Sunday, August 22, 2004

Roman Rat

New Scientist

What's so interesting about rats?

It was not certain what date the black rat, Rattus rattus, arrived in Europe. Originally it came from central Asia. There was a belief that it had entered Europe with the returning crusaders at the beginning of the 12th century, but no one had proved that for certain. I found it very puzzling. The commercial links between Europe and the Roman empire's oriental ports were so dense and important that I found it impossible to believe that the rat had not come over earlier. So we went digging for it - the rat, that is - in older layers.


Why does it matter when the black rat got to Europe?
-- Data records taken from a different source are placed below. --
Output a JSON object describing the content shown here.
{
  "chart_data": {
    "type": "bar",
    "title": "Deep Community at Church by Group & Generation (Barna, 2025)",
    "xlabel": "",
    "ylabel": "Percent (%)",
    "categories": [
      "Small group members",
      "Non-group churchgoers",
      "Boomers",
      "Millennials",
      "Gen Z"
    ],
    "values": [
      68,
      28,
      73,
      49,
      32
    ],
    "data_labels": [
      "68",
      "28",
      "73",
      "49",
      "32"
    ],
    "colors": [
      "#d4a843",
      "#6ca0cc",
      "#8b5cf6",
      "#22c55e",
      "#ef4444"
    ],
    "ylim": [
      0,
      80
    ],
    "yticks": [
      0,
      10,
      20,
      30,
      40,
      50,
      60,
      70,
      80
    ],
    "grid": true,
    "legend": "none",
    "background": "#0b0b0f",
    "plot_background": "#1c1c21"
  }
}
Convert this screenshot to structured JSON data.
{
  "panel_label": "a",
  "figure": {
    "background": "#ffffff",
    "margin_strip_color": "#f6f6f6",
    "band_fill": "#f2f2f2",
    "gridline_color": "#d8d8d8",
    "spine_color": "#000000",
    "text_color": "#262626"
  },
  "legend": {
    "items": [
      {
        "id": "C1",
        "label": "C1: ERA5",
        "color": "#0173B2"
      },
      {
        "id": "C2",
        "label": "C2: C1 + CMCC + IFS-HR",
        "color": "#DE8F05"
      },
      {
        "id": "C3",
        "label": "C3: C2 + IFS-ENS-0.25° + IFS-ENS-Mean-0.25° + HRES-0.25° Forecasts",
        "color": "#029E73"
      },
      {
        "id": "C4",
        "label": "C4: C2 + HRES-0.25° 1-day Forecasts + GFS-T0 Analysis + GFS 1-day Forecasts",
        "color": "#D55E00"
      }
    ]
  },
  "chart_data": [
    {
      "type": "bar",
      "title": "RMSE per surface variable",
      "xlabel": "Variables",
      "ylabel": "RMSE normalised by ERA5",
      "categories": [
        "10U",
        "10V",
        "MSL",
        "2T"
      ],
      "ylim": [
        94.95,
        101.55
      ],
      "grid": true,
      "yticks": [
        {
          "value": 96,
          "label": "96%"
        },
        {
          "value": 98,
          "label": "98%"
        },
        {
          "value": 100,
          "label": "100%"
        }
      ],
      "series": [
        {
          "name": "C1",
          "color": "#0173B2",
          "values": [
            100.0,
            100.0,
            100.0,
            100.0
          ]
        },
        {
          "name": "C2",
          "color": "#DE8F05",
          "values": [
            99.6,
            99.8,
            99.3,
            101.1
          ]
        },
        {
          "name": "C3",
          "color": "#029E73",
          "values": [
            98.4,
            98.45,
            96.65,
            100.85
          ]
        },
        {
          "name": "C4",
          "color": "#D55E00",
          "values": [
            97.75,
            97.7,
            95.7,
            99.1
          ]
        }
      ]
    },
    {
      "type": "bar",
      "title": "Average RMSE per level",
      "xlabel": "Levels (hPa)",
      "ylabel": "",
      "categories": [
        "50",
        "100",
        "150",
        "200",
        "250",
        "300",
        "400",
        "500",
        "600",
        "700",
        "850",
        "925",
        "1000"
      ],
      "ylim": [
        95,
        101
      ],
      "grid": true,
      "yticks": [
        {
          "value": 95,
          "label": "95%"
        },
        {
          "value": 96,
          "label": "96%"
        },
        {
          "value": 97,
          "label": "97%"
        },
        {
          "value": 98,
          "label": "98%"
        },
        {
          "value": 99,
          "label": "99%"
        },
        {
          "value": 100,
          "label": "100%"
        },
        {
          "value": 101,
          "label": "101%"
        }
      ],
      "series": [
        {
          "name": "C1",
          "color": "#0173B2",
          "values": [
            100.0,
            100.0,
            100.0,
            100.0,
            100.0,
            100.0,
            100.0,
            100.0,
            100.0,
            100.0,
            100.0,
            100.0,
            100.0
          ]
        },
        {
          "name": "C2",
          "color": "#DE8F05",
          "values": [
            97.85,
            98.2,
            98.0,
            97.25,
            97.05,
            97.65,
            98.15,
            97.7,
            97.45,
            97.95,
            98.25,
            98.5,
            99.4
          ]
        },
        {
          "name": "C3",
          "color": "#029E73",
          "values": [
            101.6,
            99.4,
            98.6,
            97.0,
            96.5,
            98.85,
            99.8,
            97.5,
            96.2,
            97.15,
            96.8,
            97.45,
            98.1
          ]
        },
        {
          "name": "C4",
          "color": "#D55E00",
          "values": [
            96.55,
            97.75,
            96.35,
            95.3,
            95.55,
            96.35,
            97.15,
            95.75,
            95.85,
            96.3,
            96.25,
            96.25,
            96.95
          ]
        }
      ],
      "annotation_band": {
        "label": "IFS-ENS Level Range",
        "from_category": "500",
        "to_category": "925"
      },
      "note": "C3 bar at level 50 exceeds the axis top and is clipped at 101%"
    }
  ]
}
There had been a huge plague lasting from the 6th to the 8th centuries, known as the Justinian Plague, which affected countries around the Mediterranean. In France it did not spread beyond the south. Now because this pandemic exploded before archaeologists said the black rat had arrived from the orient, in the 1940s people began to argue that the vector could not be the rat flea after all. They suggested that the human flea was responsible for transmitting this plague in Europe. It seemed to me that the archaeological foundations for that theory were flimsy.


So what did you do?

Starting in 1983, I created a map. A synthesis of all the digs where the black rat had been found. That way I could study its arrival and spread in Europe. I proved that it came in with the Romans. It arrived first on islands in the Mediterranean in the 1st century, then spread to the continent. In the temperate climate of Europe the black rat cannot live freely as it does in India. It is obliged to stay with man: that's its fate. So it emerged from my own and other people's work that the black rat had followed the Roman trade routes. By the time the Justinian plague broke out, the black rat's habitat covered the exact area of France that was affected by the disease. The black rat's invasion of Europe was complete by the 12th or 13th century. . . .


[pw - notes that recent 2004 medical research reveals unexpected HIV-AIDS resistance in survivors of the "Black Deaths" . . which means many of us in the present Post-Roman populations of Western Europe. We are here because our ancestors lived "to tell the tale". The other unfortunates are extinct and only see the light of day again in the pits that archaeology endlessly records.]